Even as thousands women’s rights groups are campaigning on behalf of the dignity of women, a huge number of women around the world, including in the advanced and liberal western countries, don’t see it that way.”
And so we were left in a state of perplexity: on one hand, the common cry around the world’s liberal intellectual circles is that it is a man’s world and this world steps on women and puts them at a disadvantage.
The article I wrote on March 8, 2015 showed that by actively influencing their growing boys, mothers the world over can solve this problem.
But there remains another problem, the one that is even more puzzling, which is that while in intellectual and social sciences circles there are more and more calls being made for gender equality, for more women in the workforce, on corporate boards of directors, in political office and for anything resembling sexism to be firmly stamped out, millions of well-educated women themselves send us mixed signals.
The huge numbers of copies of Fifty Shades of Grey that have been bought, mostly by women, and the runaway success of the film adaptation of this novel, suggest that in their deepest fantasies and unconscious, the majority of women, including those in the sophisticated, affluent, culturally liberated West, have still not bought into the women’s rights movement that started in America in the late 1960s.
Women no longer want to be denied education and career opportunities. But other than that, most still find the traditional male-female roles satisfactory and in their emotional and sexual contact, they instinctively still view life through the philosophy that it is the man who takes the lead and the woman is the respondent.
I repeat: this is not in rural-agrarian, traditional Uganda or Congo or Afghanistan, but in Sweden, Canada, the United States, Denmark, Britain and France.

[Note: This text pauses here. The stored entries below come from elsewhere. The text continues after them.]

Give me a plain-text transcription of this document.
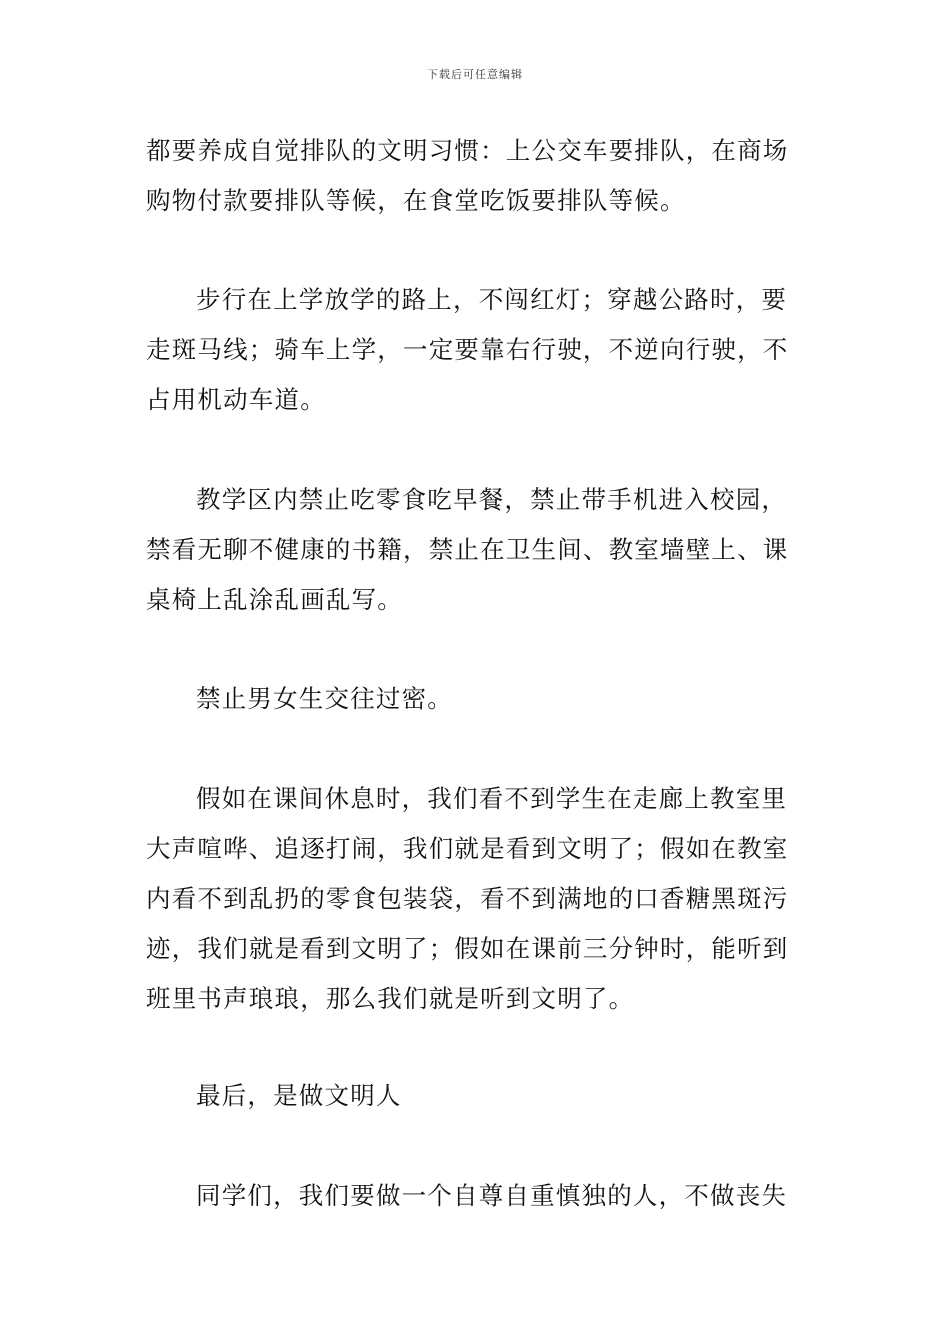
下载后可任意编辑

都要养成自觉排队的文明习惯：上公交车要排队，在商场购物付款要排队等候，在食堂吃饭要排队等候。

步行在上学放学的路上，不闯红灯；穿越公路时，要走斑马线；骑车上学，一定要靠右行驶，不逆向行驶，不占用机动车道。

教学区内禁止吃零食吃早餐，禁止带手机进入校园，禁看无聊不健康的书籍，禁止在卫生间、教室墙壁上、课桌椅上乱涂乱画乱写。

禁止男女生交往过密。

假如在课间休息时，我们看不到学生在走廊上教室里大声喧哗、追逐打闹，我们就是看到文明了；假如在教室内看不到乱扔的零食包装袋，看不到满地的口香糖黑斑污迹，我们就是看到文明了；假如在课前三分钟时，能听到班里书声琅琅，那么我们就是听到文明了。

最后，是做文明人

同学们，我们要做一个自尊自重慎独的人，不做丧失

There has always been the story that in Kigezi among the Bakiga, many women say if their husbands do not beat them, it shows their husbands do not love them. It sounded like insane reasoning to the modern, educated mind.
But the fact that novels like Fifty Shades of Grey, about women in a position where they are sexually violated and subjected to physical abuse by men are so popular with women means that there are many more women around the world, including, to repeat once more, in the most advanced European countries, who think like Bakiga women.
The women who buy these novels and attend the film screenings do not do so to watch or read about injustices toward them and after that call for society to change its ways. No.
They read the novels and watch the films as they are and the sum total is that it was an enjoyable experience. They tell their friends about the storyline, their friends buy the novels or the films and tell their other friends in turn.
That is why the great success that these books and films about women in oppressive and degrading relationships with men enjoy is so puzzling.